During the last decade, the use of biomarkers in the diagnosis of OA has gained interest. The rapid development of high-throughput sequencing technologies has enabled the identification of gene expression profiles and networks correlated with OA etiopathology (Mobasheri and Henrotin, 2010; Munjal et al., 2019). Interleukins, matrix metalloproteinases, collagen family members, TGF-β pathway-related genes, long noncoding RNA (lncRNA) and microRNAs (miRNA) are some of the most identified in OA gene expression analysis (Reynard and Barter,2020). In dogs, patients and experimentally induced OA have been broadly used to identify OA associated biomarkers. It is difficult to study patients with naturally occurring OA since many factors including breed, age, activity level and severity and duration of the disease are not standardized (de Bakker et al., 2017). However, as ethical regulations in animal research have become more important, patients represent the most feasible model (The NC3Rs, https://www.nc3rs.org.uk/). The most used tissues and bio-fluids in OA biomarkers identification are cartilage, synovial fluid, blood and urine (Munjal et al., 2019). For instance, in synovial fluid, cytokines, C-reactive protein and matrix metalloproteinase enzymes have been correlated with the early phase of inflammation or tissue destruction. Whereas in cartilage, collagen type II synthesis and degradation products, proteoglycans, hyaluronic acid and cartilage oligomeric matrix protein are associated with long stage joint damage (de Bakker et al., 2017). Systemic biomarkers (serum or urine) offer a potential alternative method of quantifying total body burden of OA (Kraus et al., 2010), being blood the most suitable due to its easy collection in patients and healthy controls, and role in many of the metabolic pathways, including osteoclastogenesis and bone resorption (Munjal et al., 2019).

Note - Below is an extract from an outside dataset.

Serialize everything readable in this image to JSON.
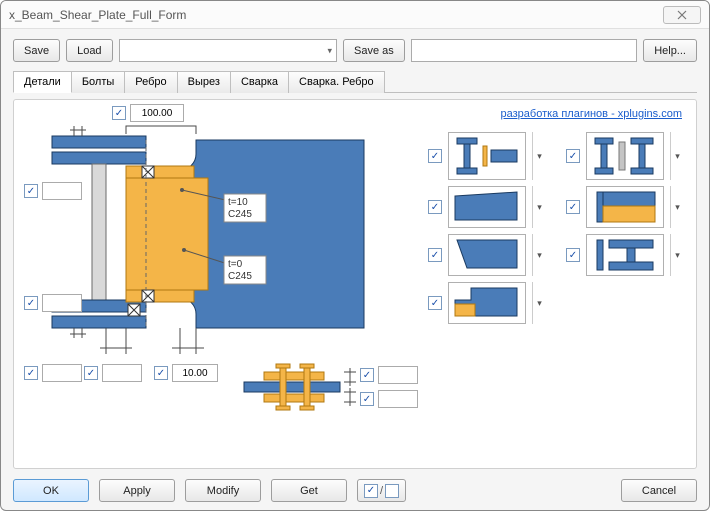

So far, given the heterogeneous nature of the disease and the lack of sufficiently clinical validation, no single canine OA biomarker stands out as the gold standard (de Bakker et al., 2017). Therefore, there is an increasing focus on the development of a panel of biomarkers, which could cover a range of patho-physiological effects, such as cartilage synthesis and degradation, synovitis and inflammation. Combining existing biomarkers may improve their prognostic accuracy and help identify at-risk patients (Williams, 2009). Thus, identification of biomarkers in peripheral blood, together with the established diagnostic imaging, would enable a more accurate diagnosis of OA, improving canine welfare and avoiding economic losses in veterinary medicine. In this study, we investigated the transcriptomic profile of peripheral blood in German Shepherd patients with OA in order to identify new putative OA biomarkers.